Jesus speaks many times about caring for those who are foreigners, widows, orphans, and more. He says specifically that whatever we do for the “least of these” is what we do to him. Today’s “least of these” include the LGBTQ community, people of color affected by systemic and long standing racism and racist practices, people in poverty, people suffering with addiction, people living unhoused, and so so so many more.
When Jesus tells the story of The Good Samaritan to his Jewish audience, he tells the story of someone that they viewed as a social pariah and religious reprobate (the Samaritan) stepping outside of what was considered religiously and socially appropriate to sacrificially care for someone who was in need….a Jewish someone who, like the other Jews around him, would have been taught to think of Samaritans as lower than dogs and outsiders to the people of God. What’s more, the Samaritan offers this help after two members of the revered religious elite (and priest and a Levite) notice the wounded man and just keep going. The message in that story is clear: be like the Samaritan.
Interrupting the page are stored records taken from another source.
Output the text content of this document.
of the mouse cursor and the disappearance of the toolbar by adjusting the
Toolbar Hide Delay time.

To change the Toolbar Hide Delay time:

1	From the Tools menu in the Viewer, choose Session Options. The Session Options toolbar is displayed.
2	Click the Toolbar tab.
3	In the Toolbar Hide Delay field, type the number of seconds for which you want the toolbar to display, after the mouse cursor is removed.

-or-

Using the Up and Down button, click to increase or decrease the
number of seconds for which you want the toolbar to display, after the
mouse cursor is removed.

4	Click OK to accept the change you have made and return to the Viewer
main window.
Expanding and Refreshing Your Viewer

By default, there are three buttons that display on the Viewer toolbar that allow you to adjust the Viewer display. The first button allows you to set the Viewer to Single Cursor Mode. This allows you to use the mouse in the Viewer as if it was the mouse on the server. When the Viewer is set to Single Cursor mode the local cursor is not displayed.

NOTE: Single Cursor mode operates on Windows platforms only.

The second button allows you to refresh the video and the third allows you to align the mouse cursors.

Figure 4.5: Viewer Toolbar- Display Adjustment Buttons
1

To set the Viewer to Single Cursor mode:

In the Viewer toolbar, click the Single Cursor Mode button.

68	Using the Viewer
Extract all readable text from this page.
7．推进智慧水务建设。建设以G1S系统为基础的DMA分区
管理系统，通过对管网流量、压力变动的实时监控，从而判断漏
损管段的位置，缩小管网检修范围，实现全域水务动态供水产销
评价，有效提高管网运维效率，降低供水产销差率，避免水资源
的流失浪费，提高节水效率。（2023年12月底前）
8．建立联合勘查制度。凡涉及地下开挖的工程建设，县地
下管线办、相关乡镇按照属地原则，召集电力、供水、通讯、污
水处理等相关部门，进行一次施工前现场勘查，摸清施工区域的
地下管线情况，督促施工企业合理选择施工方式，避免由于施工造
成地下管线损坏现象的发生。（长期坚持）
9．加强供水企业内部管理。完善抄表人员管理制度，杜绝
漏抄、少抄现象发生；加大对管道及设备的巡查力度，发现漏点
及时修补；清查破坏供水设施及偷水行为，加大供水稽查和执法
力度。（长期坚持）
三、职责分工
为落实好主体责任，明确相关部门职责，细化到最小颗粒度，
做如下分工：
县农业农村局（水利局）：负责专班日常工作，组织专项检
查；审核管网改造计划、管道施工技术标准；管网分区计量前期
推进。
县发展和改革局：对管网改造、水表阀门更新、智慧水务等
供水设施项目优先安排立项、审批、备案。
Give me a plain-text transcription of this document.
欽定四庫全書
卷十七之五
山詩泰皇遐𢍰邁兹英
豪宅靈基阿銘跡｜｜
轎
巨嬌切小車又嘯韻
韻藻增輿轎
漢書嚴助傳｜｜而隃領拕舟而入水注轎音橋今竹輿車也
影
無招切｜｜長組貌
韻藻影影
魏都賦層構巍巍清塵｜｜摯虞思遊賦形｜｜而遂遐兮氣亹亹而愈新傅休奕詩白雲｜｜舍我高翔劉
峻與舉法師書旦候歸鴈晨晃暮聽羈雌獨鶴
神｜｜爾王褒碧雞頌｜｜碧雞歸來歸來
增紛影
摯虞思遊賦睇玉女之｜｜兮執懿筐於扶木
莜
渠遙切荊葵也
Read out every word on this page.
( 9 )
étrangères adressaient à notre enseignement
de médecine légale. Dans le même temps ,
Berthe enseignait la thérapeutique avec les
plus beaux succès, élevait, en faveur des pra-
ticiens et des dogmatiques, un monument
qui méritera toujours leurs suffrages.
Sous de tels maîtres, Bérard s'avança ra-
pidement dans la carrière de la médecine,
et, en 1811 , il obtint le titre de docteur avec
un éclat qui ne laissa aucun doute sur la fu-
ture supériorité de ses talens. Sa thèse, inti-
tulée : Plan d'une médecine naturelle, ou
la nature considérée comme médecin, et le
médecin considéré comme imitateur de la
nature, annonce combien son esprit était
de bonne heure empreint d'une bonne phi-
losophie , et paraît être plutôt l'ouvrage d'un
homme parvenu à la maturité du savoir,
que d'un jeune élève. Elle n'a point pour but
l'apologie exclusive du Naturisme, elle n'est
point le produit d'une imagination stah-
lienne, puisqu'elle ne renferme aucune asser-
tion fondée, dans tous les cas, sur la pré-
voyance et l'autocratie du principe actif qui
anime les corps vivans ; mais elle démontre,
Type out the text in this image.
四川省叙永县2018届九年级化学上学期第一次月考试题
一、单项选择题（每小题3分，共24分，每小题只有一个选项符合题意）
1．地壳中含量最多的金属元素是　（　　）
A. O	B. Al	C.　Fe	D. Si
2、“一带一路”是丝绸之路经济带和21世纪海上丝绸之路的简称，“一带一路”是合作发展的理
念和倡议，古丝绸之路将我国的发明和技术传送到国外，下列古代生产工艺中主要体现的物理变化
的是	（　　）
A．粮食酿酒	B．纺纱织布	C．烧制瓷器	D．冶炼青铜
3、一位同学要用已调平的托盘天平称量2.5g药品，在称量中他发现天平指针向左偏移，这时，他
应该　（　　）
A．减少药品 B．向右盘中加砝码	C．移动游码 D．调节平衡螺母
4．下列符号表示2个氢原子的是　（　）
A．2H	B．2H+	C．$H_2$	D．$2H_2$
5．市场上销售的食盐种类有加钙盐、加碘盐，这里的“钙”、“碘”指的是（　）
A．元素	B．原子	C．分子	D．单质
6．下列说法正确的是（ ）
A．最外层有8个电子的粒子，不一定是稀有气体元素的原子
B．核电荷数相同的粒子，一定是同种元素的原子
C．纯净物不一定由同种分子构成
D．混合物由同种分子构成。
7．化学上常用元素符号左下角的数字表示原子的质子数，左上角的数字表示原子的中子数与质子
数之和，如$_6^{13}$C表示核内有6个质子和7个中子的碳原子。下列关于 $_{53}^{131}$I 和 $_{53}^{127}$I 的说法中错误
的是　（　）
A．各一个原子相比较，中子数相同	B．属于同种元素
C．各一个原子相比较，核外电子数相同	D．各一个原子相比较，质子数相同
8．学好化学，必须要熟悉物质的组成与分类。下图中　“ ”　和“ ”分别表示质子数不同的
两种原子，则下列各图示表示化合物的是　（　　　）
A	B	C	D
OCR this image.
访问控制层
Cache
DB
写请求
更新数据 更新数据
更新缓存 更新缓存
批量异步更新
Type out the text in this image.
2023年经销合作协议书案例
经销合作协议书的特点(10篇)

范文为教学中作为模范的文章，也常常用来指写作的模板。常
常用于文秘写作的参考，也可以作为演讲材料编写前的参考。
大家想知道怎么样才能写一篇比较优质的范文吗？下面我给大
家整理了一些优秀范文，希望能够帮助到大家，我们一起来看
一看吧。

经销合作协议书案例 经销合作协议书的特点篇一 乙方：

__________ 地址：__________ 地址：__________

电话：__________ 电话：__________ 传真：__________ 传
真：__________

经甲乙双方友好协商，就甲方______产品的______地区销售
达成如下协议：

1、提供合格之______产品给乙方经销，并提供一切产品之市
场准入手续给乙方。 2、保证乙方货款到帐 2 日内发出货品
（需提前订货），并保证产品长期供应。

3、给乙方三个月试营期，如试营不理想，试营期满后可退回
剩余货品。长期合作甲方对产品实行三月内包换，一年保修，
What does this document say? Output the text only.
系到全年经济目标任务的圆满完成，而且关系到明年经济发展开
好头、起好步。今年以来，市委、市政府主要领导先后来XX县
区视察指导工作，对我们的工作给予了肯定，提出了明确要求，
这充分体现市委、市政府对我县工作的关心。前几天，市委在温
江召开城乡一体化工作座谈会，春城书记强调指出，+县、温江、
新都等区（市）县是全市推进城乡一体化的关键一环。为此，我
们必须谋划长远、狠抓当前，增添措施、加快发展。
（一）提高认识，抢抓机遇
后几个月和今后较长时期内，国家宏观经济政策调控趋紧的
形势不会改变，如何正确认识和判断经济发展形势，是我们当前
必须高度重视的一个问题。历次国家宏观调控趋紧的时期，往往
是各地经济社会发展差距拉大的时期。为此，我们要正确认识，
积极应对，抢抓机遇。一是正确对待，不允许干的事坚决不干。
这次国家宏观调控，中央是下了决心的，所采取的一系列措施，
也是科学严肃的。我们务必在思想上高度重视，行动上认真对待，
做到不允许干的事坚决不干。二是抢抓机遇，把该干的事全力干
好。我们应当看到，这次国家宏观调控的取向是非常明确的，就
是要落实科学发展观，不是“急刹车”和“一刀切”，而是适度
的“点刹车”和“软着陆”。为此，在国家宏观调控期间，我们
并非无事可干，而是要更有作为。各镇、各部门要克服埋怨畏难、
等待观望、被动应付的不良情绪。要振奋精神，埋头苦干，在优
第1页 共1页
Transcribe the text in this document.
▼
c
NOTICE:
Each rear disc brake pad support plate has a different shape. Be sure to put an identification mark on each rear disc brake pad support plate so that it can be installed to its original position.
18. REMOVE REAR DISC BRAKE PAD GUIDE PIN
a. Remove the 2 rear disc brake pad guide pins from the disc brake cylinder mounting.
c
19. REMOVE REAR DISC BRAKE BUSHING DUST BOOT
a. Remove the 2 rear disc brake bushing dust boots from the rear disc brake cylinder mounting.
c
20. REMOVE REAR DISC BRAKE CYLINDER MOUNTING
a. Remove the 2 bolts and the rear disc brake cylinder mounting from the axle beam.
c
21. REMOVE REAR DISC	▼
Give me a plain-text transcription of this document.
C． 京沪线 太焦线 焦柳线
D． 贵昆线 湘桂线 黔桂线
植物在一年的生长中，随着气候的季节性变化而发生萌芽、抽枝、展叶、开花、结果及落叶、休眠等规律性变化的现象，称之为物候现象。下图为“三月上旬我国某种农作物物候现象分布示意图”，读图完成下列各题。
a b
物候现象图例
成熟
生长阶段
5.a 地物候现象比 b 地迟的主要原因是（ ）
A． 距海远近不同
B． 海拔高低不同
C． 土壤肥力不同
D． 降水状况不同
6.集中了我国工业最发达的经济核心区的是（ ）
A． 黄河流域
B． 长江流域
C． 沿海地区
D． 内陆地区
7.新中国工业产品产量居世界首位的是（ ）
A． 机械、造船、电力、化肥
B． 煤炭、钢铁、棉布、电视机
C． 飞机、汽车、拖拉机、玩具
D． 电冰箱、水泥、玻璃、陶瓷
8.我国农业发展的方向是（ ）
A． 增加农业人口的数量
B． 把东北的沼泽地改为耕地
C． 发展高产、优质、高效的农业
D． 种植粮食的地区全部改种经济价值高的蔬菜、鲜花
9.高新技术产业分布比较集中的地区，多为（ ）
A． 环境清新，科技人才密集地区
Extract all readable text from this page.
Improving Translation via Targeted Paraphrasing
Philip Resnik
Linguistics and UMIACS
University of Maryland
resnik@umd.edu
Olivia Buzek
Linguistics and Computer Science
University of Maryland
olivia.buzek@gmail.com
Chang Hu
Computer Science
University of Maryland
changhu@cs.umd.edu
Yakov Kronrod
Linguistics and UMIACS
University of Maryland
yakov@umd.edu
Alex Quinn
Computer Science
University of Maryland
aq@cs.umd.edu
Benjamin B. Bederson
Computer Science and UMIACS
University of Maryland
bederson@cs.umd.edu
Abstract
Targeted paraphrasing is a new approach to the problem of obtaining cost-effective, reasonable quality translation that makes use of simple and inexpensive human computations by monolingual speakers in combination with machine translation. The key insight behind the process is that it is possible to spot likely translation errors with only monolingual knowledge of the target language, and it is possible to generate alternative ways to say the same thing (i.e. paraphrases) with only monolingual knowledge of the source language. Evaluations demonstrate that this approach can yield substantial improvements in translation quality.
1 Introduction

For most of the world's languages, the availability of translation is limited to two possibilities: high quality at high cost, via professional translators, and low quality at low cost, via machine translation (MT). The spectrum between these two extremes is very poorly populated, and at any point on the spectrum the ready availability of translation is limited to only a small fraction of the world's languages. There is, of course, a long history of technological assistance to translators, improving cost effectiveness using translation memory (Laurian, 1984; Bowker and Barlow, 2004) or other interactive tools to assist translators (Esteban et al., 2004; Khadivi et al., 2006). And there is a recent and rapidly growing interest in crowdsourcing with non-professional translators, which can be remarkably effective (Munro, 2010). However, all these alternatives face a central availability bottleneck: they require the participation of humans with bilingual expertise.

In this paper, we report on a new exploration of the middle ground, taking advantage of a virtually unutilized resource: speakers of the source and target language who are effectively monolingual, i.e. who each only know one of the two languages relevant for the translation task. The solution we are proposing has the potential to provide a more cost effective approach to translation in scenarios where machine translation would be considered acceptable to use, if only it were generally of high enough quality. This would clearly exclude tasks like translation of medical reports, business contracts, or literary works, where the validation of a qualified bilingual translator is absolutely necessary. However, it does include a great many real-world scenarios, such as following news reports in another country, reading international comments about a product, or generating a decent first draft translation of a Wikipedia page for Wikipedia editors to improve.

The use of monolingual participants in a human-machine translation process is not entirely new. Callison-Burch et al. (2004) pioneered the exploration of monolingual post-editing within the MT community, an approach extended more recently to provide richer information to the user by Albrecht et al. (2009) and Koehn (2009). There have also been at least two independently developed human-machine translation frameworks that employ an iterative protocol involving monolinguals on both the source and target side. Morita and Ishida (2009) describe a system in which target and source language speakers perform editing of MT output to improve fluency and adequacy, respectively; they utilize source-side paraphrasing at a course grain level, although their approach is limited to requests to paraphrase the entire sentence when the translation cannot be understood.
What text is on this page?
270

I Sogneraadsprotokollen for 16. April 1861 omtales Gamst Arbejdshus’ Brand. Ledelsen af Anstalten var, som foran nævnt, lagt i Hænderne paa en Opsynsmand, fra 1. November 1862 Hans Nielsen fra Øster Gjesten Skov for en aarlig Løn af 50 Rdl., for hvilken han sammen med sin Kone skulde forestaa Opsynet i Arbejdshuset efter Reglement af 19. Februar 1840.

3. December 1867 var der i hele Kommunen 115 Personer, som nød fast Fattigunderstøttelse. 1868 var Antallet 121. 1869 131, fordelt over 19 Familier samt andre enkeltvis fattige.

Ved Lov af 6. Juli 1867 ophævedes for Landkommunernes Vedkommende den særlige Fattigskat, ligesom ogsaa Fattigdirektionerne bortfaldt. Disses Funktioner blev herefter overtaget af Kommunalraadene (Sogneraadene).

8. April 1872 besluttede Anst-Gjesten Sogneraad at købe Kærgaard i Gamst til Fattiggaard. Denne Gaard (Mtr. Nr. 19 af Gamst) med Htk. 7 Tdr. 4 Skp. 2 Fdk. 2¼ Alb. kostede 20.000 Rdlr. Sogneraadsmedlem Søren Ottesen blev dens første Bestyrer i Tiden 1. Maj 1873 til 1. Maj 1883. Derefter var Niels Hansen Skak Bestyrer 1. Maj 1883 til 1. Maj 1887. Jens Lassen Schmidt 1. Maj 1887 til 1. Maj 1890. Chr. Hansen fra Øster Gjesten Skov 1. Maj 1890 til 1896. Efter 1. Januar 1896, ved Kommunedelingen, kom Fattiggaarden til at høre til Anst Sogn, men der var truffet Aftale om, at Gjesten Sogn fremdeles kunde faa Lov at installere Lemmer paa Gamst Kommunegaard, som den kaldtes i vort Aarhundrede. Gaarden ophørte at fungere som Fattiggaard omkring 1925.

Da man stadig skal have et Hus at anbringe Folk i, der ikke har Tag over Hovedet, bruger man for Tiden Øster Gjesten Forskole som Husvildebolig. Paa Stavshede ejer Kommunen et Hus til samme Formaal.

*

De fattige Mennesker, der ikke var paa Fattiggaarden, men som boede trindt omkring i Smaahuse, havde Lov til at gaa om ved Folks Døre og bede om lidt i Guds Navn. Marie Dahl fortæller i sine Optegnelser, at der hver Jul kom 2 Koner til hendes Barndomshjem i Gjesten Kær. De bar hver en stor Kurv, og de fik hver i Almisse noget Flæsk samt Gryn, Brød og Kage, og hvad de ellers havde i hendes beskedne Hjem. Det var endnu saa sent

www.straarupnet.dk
My world looks a lot different than Jesus’ did 2000 years ago in Palestine. But people who are (metaphorically) laying by the side of the road wounded and in need of help abound. So I am deeply committed to stopping by the side of the road, getting uncomfortable, and working to care for my neighbors. All of them. Doing so is one of the highest priorities in my life of faith.
There’s so much more I could say, but I was asked specifically about abortion, and I want to address that directly.
The data on abortion is very clear. Abortion rates go down when governmental structures are in place that better support mothers, sexual education is provided that reduces unwanted pregnancy, access to birth control is widespread, and compassionate reproductive care is affordably and easily available without strings attached. (Anyone can go Google these things from unbiased news sources and find out more for yourself; to anyone reading this who is bristling, please do.)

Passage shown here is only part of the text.